Myths and reality exist apart, but they depend on each other for their very existence. The stories need people to empower them though the retelling, and we need the stories to understand the world around us and our place in it. Apocalypse Child opens with a brief nod to some of the myths occupying the Filipino town of Baler’s past. They’re typically epic affairs, but it’s the less grand one mentioned last that sits at the core of the film.
A critically acclaimed American movie about the Vietnam war was filmed in the area back in 1976, and legend has it that its famous director had an affair with a local girl of only fourteen years old. He returned to the States, and nine months later she gave birth to a baby boy.
That’s the story Ford (Sid Lucero) has heard all his life from his single mom, Chona (Ana Abad Santos), but it’s one he’s never believed to be true. He’s lived a carefree life as a surf instructor, bouncing between liqueur and ladies, but he’s recently come to find a contented happiness with a young woman named Fiona (Annicka Dolonius). The illusory calm is disrupted though when his childhood friend Rich (RK Baggatsing), now a local congressman, returns to town with his fiance, Serena (Gwen Zamora), and stirs up both the past and present.
The identity of Ford’s father is a catalyst of sorts here, but it’s far from the focus of Mario Cornejo and co-writer Monster Jimenez’s beautiful, raw, and affecting film. Instead it’s the idea of escaping one’s past through self-deception and distraction that pervades the screen alongside gorgeous visuals and performances. You can’t look away no matter how much you may want to.
Rich’s arrival reignites a feud between he and Ford, one that the latter refuses to face even as the former pushes harder and harder. A shared pain from the past, one Rich bore the brunt of, still sits as a rift between them. Serena has her own history, one that’s left her uncertain of her own worth, while Chona spends her days seeking validation and her nights drowned in alcohol.
Only Fiona sits outside this circle of regrets, and she even acknowledges as much when she asks “what is going on, people don’t talk like this, this place is weird.” Her own pain is set in the present as a beloved relative nears death, but she comes to appreciate the power of the past when she finds herself caught up in Ford’s personal drama.
There’s a story here, a few actually threaded in and out of each other, but the film’s as much of a character study as narrative piece. We watch them struggle, both with the past and in the present, and we can’t help but go along for the journey – sometimes willingly, sometimes by force. Credit for that powerful pull is shared equally by cast and crew as everything about this movie is just so damn beautiful.

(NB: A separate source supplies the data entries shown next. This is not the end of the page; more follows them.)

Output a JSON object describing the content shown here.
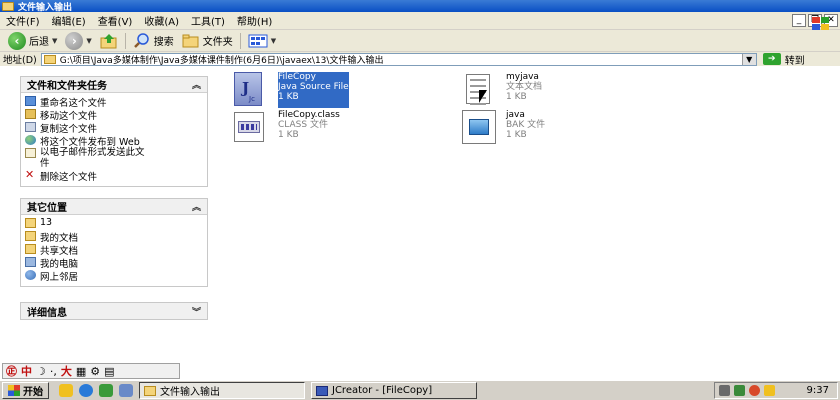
{
  "window": {
    "title": "文件输入输出"
  },
  "menu": [
    "文件(F)",
    "编辑(E)",
    "查看(V)",
    "收藏(A)",
    "工具(T)",
    "帮助(H)"
  ],
  "toolbar": {
    "back_label": "后退",
    "search_label": "搜索",
    "folders_label": "文件夹"
  },
  "address": {
    "label": "地址(D)",
    "path": "G:\\项目\\Java多媒体制作\\Java多媒体课件制作(6月6日)\\javaex\\13\\文件输入输出",
    "go_label": "转到"
  },
  "sidebar": {
    "tasks": {
      "title": "文件和文件夹任务",
      "items": [
        {
          "label": "重命名这个文件",
          "icon": "rename-icon"
        },
        {
          "label": "移动这个文件",
          "icon": "move-icon"
        },
        {
          "label": "复制这个文件",
          "icon": "copy-icon"
        },
        {
          "label": "将这个文件发布到 Web",
          "icon": "globe-icon"
        },
        {
          "label": "以电子邮件形式发送此文件",
          "icon": "mail-icon"
        },
        {
          "label": "删除这个文件",
          "icon": "delete-icon"
        }
      ]
    },
    "places": {
      "title": "其它位置",
      "items": [
        {
          "label": "13",
          "icon": "folder-icon"
        },
        {
          "label": "我的文档",
          "icon": "folder-icon"
        },
        {
          "label": "共享文档",
          "icon": "folder-icon"
        },
        {
          "label": "我的电脑",
          "icon": "computer-icon"
        },
        {
          "label": "网上邻居",
          "icon": "network-icon"
        }
      ]
    },
    "details": {
      "title": "详细信息"
    }
  },
  "files": [
    {
      "name": "FileCopy",
      "type": "Java Source File",
      "size": "1 KB",
      "icon": "java-file-icon",
      "selected": true
    },
    {
      "name": "myjava",
      "type": "文本文档",
      "size": "1 KB",
      "icon": "text-file-icon",
      "selected": false
    },
    {
      "name": "FileCopy.class",
      "type": "CLASS 文件",
      "size": "1 KB",
      "icon": "class-file-icon",
      "selected": false
    },
    {
      "name": "java",
      "type": "BAK 文件",
      "size": "1 KB",
      "icon": "bak-file-icon",
      "selected": false
    }
  ],
  "ime": {
    "label": "中"
  },
  "taskbar": {
    "start_label": "开始",
    "tasks": [
      "文件输入输出",
      "JCreator - [FileCopy]"
    ],
    "clock": "9:37"
  },
  "colors": {
    "titlebar": "#0a4fc4",
    "selection": "#316ac5",
    "chrome": "#ece9d8",
    "taskbar": "#d4d0c8"
  }
}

Cinematographer Ike Avellana delivers an endlessly attractive film from start to finish – to be fair, he is aided by Baler’s natural beauty, but we’ll give him the benefit of the doubt here. There’s a natural sensuality to much of the film, a sexy, alluring vibe evident in scenes of nothing more than two characters sharing the water and maybe a board. The connection they share is tangible and seductive, and it becomes impossible to resist.
The script and direction set a low-key, personal stage for all that follows, the music by Armi Millare speaks perfectly to the emotions being explored, and the characters draw us closer even as their actions become increasingly questionable and hurtful. It helps that all of the leads do strong work in making us care even if we don’t agree with their choices – emotional pain is a universal feeling, and we’ve all felt variations of this before.
Santos is a standout playing a woman just fourteen years older than her child who continues to act like a peer instead of a parent. Her pride in Ford is challenged only by her desire for validation and approval for herself, and it makes for a painful watch at times. Dolonius meanwhile seems at first to have the lighter role, but as things develop Fiona becomes an additional entry point for viewers into the drama. What pains us in youth can often be brushed off in later years, but Dolonius shares a heart-wrenching performance guaranteed to drive you back to your own memories of loss and confusion.
Apocalypse Child is a beautiful little film about people in distress in paradise. You can’t help but feel for their situation, even if you are a bit jealous as to where they’re situated.